# Hanyes or Chilton Repair Manuals



## Thundercracker (Oct 1, 2009)

Wondering if anyone uses either of these and if any one is more acurate/informative than the other.

Gotta keep my 1997 F150 rolling.


----------



## scavengerj (Sep 10, 2007)

IMO the Chilton's is best of the two. Better yet would be to get an FSM.


DMS #525
AMSA #1102
OBPA


----------



## jcbrock (Apr 16, 2007)

I agree w/ Chilton's. However, do NOT get the repair manual on CD-ROM that they are pushing now. I got it to install on one computer, that computer went belly-up and I never could install it on another one.


----------



## SnookMook (Jan 7, 2004)

I've used Haynes for my past vehicle and my new/used one and although they are accurate, sometimes the photos leave much to be desired.

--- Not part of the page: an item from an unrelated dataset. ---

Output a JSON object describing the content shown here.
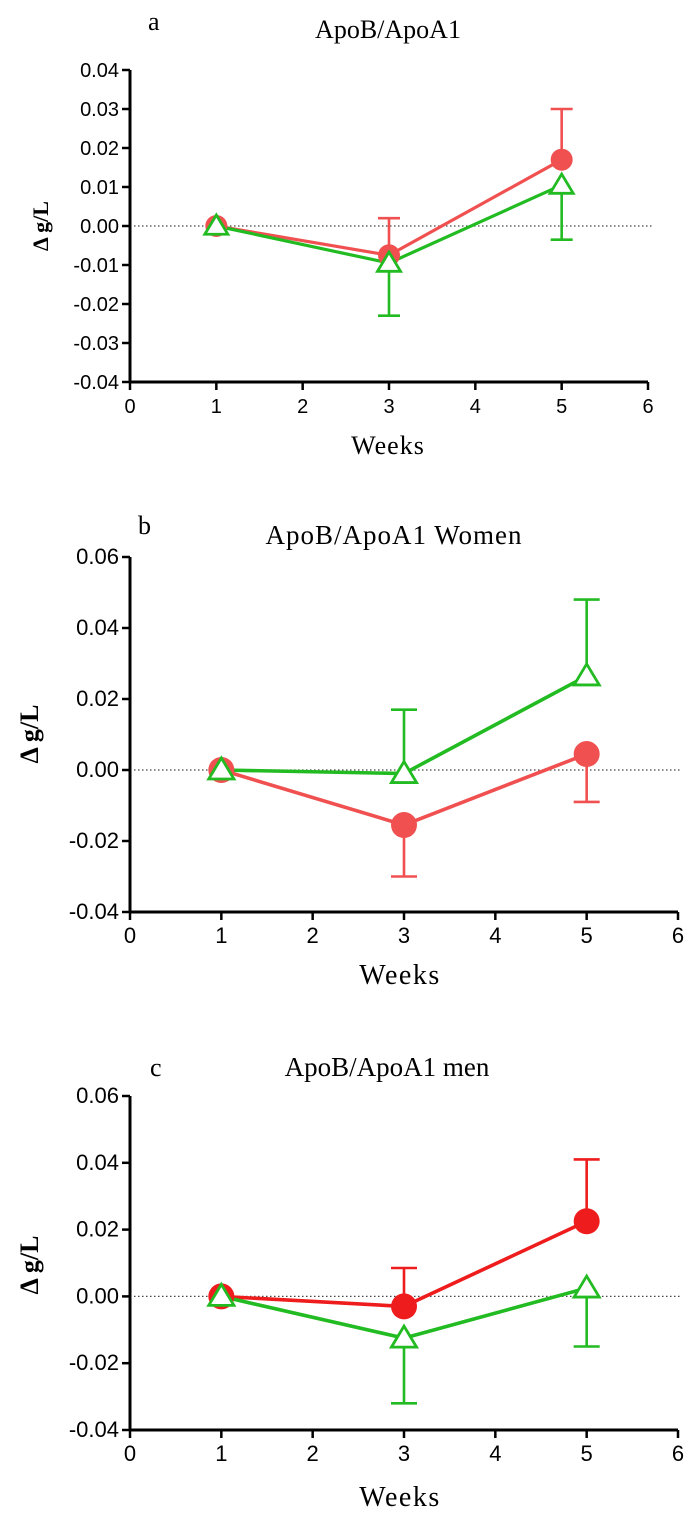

I'm not sure sure how the Chilton's are photo wise.


----------



## basstardo (Jun 5, 2006)

Thundercracker, check out www.ford-trucks.com. Better than a Haynes or Chilton manual. I've had two diesels, and I go on the Super Duty and Diesel forums a lot. I've saved thousands from the help of people on that site, and I'm not saying that in any sort of embellishing way. I've done a lot of work to both my diesels, and the costs would have been insane at a dealer, but a lot of the guys will do very detailed writeups with pics for common issues. Check it out.


----------